With the academic year beginning on June 12, parents are thronging bookshops across the district as students begin to settle in their new classes. Almost every bookstore and stationery worth their name are witnessing heavy rush. This is despite the heatwave prevailing in the region and the schools opening five days ago.
Vijayawada: Parents feel the pinch in new academic year
One can see a size able number of people, both from Vijayawada and other parts of the district, trying to get their orders met at stationery at Eluru Road, I-Town and at Lenin Centre. As of Monday, government textbooks were not available In the market, though schools reopened on June 12.
There are a total number of 4,532 schools in the district, of which 3,157 are state-run and the remaining private. As per the last academic year, the district had 6,05,716 students of which 2,61,717 were students of government schools and 3,43,999 in private schools in the district.

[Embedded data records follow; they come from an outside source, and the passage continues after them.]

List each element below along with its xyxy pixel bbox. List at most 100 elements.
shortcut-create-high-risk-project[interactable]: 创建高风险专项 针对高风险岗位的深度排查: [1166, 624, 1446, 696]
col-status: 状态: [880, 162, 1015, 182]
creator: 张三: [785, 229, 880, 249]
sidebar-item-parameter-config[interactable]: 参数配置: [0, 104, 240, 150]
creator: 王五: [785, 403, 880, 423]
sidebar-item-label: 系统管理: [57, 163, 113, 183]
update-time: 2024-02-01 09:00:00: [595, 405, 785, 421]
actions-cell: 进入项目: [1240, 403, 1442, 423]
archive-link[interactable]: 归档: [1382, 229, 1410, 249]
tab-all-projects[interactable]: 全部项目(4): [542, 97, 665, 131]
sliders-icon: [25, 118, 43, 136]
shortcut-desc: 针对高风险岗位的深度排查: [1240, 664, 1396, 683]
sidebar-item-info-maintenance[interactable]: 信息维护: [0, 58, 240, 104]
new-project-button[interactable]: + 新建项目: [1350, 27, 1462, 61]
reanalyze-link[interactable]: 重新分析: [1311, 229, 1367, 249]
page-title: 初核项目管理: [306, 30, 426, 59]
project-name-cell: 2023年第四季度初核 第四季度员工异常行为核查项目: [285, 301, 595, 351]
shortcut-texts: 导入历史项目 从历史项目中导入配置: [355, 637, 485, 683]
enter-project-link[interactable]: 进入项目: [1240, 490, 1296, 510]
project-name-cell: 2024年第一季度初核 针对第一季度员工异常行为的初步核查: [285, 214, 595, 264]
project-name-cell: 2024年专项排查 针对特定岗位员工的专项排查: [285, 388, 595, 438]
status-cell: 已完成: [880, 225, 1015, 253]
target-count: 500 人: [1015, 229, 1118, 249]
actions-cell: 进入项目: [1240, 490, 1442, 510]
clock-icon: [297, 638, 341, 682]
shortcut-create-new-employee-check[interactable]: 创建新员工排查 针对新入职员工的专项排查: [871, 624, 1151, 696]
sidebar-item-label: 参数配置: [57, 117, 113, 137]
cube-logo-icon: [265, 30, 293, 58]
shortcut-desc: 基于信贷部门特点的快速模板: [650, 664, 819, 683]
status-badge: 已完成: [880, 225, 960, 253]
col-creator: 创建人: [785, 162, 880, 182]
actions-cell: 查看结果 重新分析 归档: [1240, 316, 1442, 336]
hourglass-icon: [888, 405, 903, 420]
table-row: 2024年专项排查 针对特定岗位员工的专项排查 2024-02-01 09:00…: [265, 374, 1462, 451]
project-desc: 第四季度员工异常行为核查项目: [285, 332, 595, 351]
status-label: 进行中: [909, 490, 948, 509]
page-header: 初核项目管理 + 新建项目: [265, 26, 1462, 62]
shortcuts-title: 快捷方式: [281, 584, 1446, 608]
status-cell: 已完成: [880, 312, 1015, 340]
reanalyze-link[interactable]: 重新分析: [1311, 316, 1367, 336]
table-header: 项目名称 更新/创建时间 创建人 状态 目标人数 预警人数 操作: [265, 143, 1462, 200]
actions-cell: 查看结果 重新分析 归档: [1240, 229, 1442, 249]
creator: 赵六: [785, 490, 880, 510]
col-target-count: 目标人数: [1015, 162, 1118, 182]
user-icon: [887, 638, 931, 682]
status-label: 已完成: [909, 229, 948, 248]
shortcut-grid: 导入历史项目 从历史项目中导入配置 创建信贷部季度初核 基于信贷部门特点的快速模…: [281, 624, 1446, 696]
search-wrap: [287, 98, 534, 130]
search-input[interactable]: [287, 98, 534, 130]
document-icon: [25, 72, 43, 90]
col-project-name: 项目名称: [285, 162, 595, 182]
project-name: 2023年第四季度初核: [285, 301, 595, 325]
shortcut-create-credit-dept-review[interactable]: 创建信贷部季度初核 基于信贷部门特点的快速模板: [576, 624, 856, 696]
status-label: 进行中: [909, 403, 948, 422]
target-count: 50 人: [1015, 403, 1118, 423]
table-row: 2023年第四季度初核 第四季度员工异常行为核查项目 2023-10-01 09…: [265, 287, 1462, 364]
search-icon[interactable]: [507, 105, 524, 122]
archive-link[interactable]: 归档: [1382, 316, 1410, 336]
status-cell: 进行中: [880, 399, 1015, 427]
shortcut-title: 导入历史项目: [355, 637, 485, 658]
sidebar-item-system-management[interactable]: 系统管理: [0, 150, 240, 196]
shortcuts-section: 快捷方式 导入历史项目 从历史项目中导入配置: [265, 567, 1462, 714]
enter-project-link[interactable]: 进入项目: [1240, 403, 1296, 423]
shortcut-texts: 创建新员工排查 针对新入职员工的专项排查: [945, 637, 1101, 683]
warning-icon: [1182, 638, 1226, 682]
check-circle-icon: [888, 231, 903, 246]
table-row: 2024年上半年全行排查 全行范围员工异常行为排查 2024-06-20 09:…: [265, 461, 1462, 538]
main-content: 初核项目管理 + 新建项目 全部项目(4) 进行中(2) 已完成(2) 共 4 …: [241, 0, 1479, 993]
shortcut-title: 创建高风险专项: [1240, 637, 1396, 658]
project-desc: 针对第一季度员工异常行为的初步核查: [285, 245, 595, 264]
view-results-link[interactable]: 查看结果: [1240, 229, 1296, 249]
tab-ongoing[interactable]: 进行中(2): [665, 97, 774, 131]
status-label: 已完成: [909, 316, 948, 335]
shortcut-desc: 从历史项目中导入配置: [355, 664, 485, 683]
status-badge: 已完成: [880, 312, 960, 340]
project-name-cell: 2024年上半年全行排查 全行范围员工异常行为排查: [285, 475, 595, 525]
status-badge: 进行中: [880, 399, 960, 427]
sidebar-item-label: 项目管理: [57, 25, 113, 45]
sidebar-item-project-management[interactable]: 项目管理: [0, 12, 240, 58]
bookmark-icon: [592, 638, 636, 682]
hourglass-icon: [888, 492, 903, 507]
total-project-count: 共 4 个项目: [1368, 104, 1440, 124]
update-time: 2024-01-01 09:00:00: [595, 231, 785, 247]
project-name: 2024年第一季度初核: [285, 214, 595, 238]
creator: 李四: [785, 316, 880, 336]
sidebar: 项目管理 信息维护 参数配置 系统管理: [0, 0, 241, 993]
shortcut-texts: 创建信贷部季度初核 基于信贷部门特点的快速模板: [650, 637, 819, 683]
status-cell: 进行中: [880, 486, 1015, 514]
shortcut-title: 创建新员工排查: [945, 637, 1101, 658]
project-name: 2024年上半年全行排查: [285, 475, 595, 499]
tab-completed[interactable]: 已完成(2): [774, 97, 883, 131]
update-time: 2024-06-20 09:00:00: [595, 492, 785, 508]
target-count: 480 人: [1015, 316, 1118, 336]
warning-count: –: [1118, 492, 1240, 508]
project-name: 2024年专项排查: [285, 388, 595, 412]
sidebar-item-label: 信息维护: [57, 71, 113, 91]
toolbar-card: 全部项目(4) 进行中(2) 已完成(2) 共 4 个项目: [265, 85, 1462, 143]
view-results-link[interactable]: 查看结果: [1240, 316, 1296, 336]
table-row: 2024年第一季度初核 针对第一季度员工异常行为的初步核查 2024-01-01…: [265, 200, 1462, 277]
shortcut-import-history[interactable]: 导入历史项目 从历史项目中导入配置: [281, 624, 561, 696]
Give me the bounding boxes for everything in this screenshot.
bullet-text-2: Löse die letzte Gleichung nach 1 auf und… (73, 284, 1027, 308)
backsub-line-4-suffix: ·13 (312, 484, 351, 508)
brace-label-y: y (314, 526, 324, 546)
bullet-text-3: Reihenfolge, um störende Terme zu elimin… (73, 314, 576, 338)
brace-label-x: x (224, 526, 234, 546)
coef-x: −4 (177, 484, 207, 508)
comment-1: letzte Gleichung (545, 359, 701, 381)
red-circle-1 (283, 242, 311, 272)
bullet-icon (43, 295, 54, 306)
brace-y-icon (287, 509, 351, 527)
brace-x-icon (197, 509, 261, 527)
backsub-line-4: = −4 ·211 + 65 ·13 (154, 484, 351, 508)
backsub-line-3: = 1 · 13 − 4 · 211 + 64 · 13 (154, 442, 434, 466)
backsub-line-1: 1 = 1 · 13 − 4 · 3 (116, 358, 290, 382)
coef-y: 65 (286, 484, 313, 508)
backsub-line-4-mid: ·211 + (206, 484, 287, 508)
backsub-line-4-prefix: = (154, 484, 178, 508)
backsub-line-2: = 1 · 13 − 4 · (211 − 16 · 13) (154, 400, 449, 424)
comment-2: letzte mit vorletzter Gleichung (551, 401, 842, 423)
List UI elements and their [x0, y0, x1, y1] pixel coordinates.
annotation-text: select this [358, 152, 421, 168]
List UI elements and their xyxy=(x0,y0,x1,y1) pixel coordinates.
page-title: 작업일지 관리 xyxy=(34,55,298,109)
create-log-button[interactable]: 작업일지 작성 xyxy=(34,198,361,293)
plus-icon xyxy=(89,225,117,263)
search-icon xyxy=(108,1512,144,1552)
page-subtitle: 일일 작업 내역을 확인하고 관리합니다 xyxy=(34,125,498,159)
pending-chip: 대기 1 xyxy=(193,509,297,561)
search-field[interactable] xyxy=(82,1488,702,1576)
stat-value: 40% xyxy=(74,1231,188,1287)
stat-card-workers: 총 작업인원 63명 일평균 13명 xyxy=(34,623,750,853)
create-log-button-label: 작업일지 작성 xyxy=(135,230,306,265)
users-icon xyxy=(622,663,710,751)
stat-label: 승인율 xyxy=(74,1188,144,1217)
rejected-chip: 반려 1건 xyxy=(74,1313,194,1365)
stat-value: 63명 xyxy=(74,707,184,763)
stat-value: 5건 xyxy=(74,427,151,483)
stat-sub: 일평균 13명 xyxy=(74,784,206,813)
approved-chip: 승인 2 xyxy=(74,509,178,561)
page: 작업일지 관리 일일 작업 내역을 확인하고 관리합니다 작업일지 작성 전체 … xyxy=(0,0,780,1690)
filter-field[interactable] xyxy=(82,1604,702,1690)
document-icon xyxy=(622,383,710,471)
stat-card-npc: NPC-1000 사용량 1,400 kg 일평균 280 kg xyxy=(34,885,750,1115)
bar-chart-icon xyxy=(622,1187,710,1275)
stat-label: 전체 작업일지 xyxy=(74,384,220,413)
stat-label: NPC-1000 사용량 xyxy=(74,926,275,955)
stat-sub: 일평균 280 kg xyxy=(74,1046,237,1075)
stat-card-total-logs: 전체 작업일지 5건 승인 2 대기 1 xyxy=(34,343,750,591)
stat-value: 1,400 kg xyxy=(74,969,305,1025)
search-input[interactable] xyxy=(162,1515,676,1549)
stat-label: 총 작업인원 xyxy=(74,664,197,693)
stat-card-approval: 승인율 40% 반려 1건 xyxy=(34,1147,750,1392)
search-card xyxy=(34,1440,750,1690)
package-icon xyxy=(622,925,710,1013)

This year, admissions in all government schools are reaching their capacity while private schools are still taking in students.
At the beginning of the academic year, almost every student requires books worth Rs. 2,000 to Rs. 3,000. Parents say that every year, they are forced to shell out more on their children’s stationery. This is particularly hard on the middle and lower middle classes.
The middle and lower middle classes also have to cope with private and corporate schools who demand anything between Rs. 3,000 and Rs. 15,000 for the books and other material like uniforms, tie, belt etc. Though this is a clear violation of government orders and regular warnings of the education department officials, these schools continue with the practice. A private employee A. Ramachandra Rao of Yanamalakudiru said that both his children are studying in a private school. “The school has collected Rs. 3,700 for my child in Class III and Rs. 3,000 for the one in Class II. This is the scenario every June, when parents have to not only shell out money for books, uniforms etc, but also hefty school fees, term fees and so on,” he said.
Students Federation of India district president Kotababu stated that the sale of books in schools is a clear violation of norms and the government has to take strict action against any school that does this. “Sales of books has decreased by 50 per cent this year, as almost all schools are selling the notebooks and textbooks in the campuses,” said Sk. Saleem, who runs a bookstore at Alankar Centre.